FreeBSD ports USE_XZ critical issue on low-RAM computers
lasse.collin at tukaani.org
Sun Jun 20 15:23:07 UTC 2010
On 2010-06-20 Matthias Andree wrote:
> Am 19.06.2010 15:41, schrieb Lasse Collin:
> > Perhaps FreeBSD provides a good working way to limit the amount of
> > memory that a process actually can use. I don't see such a way e.g.

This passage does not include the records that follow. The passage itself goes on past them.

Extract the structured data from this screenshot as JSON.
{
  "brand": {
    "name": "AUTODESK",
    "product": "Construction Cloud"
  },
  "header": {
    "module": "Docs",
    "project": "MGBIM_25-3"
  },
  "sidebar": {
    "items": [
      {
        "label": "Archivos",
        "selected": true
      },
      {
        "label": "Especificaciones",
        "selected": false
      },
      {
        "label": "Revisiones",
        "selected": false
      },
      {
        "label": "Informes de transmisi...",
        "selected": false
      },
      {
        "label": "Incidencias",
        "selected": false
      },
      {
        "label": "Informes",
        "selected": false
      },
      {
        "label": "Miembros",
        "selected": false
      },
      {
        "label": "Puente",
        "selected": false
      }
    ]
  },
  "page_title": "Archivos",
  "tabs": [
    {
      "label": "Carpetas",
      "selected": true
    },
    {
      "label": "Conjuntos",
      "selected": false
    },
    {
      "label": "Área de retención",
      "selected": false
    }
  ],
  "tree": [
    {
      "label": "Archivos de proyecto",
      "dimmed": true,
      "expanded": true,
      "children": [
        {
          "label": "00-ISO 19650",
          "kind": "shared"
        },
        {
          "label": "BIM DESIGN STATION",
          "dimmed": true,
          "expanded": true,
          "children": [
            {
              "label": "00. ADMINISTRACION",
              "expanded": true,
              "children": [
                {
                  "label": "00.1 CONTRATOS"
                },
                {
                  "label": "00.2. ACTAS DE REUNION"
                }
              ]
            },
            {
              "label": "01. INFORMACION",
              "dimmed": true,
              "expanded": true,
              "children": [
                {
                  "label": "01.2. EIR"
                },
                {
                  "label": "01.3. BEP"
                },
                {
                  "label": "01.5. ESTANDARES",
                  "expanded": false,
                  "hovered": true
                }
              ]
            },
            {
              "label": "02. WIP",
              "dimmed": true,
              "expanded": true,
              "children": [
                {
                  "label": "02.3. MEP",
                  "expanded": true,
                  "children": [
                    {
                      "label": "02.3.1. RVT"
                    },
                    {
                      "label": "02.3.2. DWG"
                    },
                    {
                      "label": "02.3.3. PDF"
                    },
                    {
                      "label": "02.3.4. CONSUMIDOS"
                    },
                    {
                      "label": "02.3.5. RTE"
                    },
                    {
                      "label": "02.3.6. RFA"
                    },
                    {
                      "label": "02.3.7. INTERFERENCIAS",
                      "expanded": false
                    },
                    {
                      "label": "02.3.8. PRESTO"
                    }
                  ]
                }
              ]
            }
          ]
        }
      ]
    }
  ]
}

> > in Linux, so having some method in the application to limit memory
> > usage is definitely nice. It's even more useful in the compression
> > library, because a virtual-memory-hog application on a busy server
> > doesn't necessarily want to use tons of RAM for decompressing data
> > from untrusted sources.
> Even there the default should be "max", and the library SHOULD NOT
> second-guess what trust level of data the application might to
> process with libxz's help.
There is no default value for the memory limit in liblzma (not libxz,
for historical reasons). You can specify UINT64_MAX if you want. Please
don't complain how the library sucks without looking at its API first.
Don't confuse the limiter _feature_ with its _default value_; there is a
default value only in the command line tools.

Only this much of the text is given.